Las conquistas tecnológicas constituyen descubrimientos que tratan de mejorar las condiciones de vida de las personas. ¿Lo consiguen realmente, plenamente? ¿Está el ser humano capacitado para discriminar la realidad que le asfixia? Los inventos precisan de un tiempo para conocerse, asimilarse y asentarse; y de su correcta implantación derivará la permanencia u olvido. ¿Por qué tantas prisas en cambiar, sustituir? ¿Por qué algunos hacen suyo, y se desviven por ejecutarlo, eso de renovarse o morir?
Se dice que los antiguos egipcios fueron un pueblo sin urgencias innovadoras, que su cultura se consolidó suficientemente y no precisaron atormentarse el cerebro para mejorar los diferentes ingenios. Fue un pueblo tranquilo, pausado en sus inventos, aglutinador de lo conseguido. Afirmaban que si una cosa funcionaba adecuadamente, no había necesidad de cambiarla o mejorarla. Desde el punto de vista actual fue una civilización que apenas tuvo invenciones, progreso. ¿Esa circunstancia le proporcionó una existencia peor, más infeliz?
Las sociedades civilizadas del presente viven sin vivir en ellas, aceleradamente, y se consumen a velocidades vertiginosas, como leños embebidos de un líquido inflamable; no sé sí esa consunción se hace esperando altas vidas o fagocitándose irremisiblemente en un masoquismo que, de puro insidioso e hiperestésico, pasa desapercibido. Si algún ser de otra dimensión observara el trajín de los terrícolas quedaría, posiblemente, pasmado y aturdido. Posiblemente, también nosotros al observar sus avatares.

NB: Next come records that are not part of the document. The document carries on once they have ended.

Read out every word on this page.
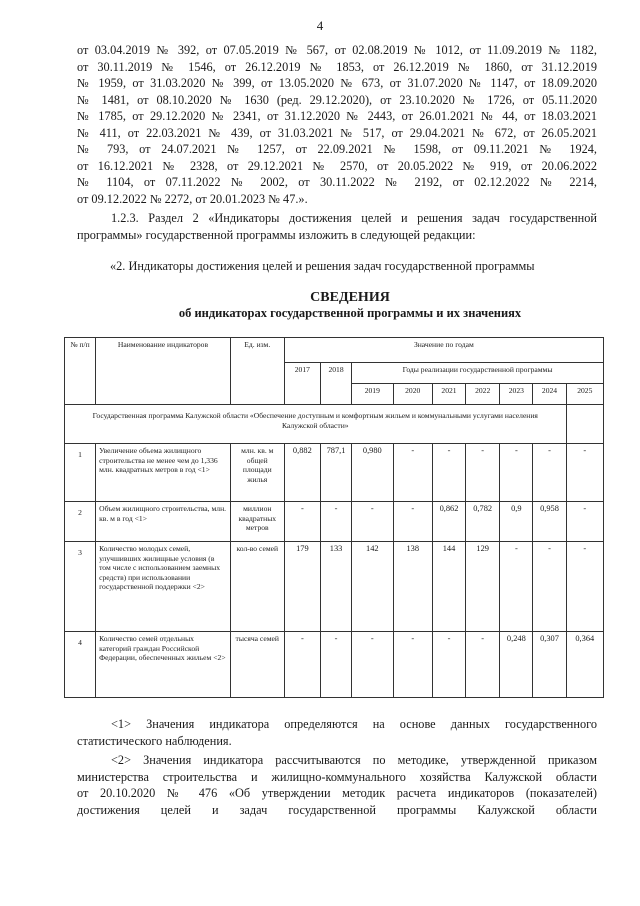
4
от 03.04.2019 № 392, от 07.05.2019 № 567, от 02.08.2019 № 1012, от 11.09.2019 № 1182,
от 30.11.2019 № 1546, от 26.12.2019 № 1853, от 26.12.2019 № 1860, от 31.12.2019
№ 1959, от 31.03.2020 № 399, от 13.05.2020 № 673, от 31.07.2020 № 1147, от 18.09.2020
№ 1481, от 08.10.2020 № 1630 (ред. 29.12.2020), от 23.10.2020 № 1726, от 05.11.2020
№ 1785, от 29.12.2020 № 2341, от 31.12.2020 № 2443, от 26.01.2021 № 44, от 18.03.2021
№ 411, от 22.03.2021 № 439, от 31.03.2021 № 517, от 29.04.2021 № 672, от 26.05.2021
№ 793, от 24.07.2021 № 1257, от 22.09.2021 № 1598, от 09.11.2021 № 1924,
от 16.12.2021 № 2328, от 29.12.2021 № 2570, от 20.05.2022 № 919, от 20.06.2022
№ 1104, от 07.11.2022 № 2002, от 30.11.2022 № 2192, от 02.12.2022 № 2214,
от 09.12.2022 № 2272, от 20.01.2023 № 47.».
1.2.3. Раздел 2 «Индикаторы достижения целей и решения задач государственной
программы» государственной программы изложить в следующей редакции:
«2. Индикаторы достижения целей и решения задач государственной программы
СВЕДЕНИЯ
об индикаторах государственной программы и их значениях
№ п/п	Наименование индикаторов	Ед. изм.	Значение по годам								
			2017	2018	Годы реализации государственной программы						
					2019	2020	2021	2022	2023	2024	2025
Государственная программа Калужской области «Обеспечение доступным и комфортным жильем и коммунальными услугами населения Калужской области»											
1	Увеличение объема жилищного строительства не менее чем до 1,336 млн. квадратных метров в год <1>	млн. кв. м общей площади жилья	0,882	787,1	0,980	-	-	-	-	-	-
2	Объем жилищного строительства, млн. кв. м в год <1>	миллион квадратных метров	-	-	-	-	0,862	0,782	0,9	0,958	-
3	Количество молодых семей, улучшивших жилищные условия (в том числе с использованием заемных средств) при использовании государственной поддержки <2>	кол-во семей	179	133	142	138	144	129	-	-	-
4	Количество семей отдельных категорий граждан Российской Федерации, обеспеченных жильем <2>	тысяча семей	-	-	-	-	-	-	0,248	0,307	0,364
<1> Значения индикатора определяются на основе данных государственного
статистического наблюдения.
<2> Значения индикатора рассчитываются по методике, утвержденной приказом
министерства строительства и жилищно-коммунального хозяйства Калужской области
от 20.10.2020 № 476 «Об утверждении методик расчета индикаторов (показателей)
достижения целей и задач государственной программы Калужской области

La primera opción —la de esperar otra vida— pudiera verse acertada, y hasta entendible, si el hombre estuviera persuadido de su existencia y de su naturaleza feliz y perdurable. Y, sabiéndolo o sospechándolo razonablemente, las ansias de alcanzarla le impelieran a una rápida inmolación de la vida terrenal, para llegar a un disfrute urgente, imposible de postergar. Mirado así, la vida que conocemos vendría a ser una severa penitencia o periodo de prueba. Sufrir para gozar; mas sin premuras; con el estoicismo que otorga la fe. Sin ambiciones, con esperanza sosegada.
La segunda, nos llevaría al terreno del existencialismo, al absurdo de la vida conocida, a la sinrazón; a la existencia sin esencia. Y, en consecuencia, a quitarse de en medio, de olvidar esta pesadilla que es la vida; cuanto antes. Porque, si algo no tiene sentido, carece de importancia; y soportar la angustia y lucha baldías de un Sísifo atormentado es, cuando menos, una tarea irracional. Y como afirmaba Albert Camus, en estas circunstancias, lo único que cobra sentido es el suicidio.
En ambas perspectivas, la vida es algo pasajero.
En medio de estas dos cuestiones, refulgen las dendritas de los innovadores, personajes que solo ven reducidos trechos del camino, los interminables recodos que jalonan la existencia; sin importarles otras consideraciones que no sean las de trasegar en sus micro mundos como hormigas compulsivas en un frenesí de idas y venidas. Y justificando ese torbellino, millares de personas sin perspectivas, sin imaginación ni curiosidad, que aguardan con las bocas abiertas la llegada del sustento, en los nidos de la intemperie...
La humanidad vive una vida vacía, insatisfecha; errante. Ese parece ser el tributo a la inteligencia. Y el materialismo cierra, aún más si cabe, las puertas a un ser que no solo se le escurre sino que pierde su rastro. Lo llamativo de todo es que la masa humana se mueve a un trote renqueante, por una cañada angosta, donde una buena parte de ella habla de la felicidad de su vida y no se ruboriza al reconocer que la alcanza. Pero esos relumbrones son tan solo fogonazos que nublan la conciencia del ser, porque la inteligencia y la consciencia de los sapiens son una maldición; un tributo no se sabe a quién y con fecha de caducidad próxima en el tiempo. Si la debacle es inevitable, ¿por qué correr hacia ella?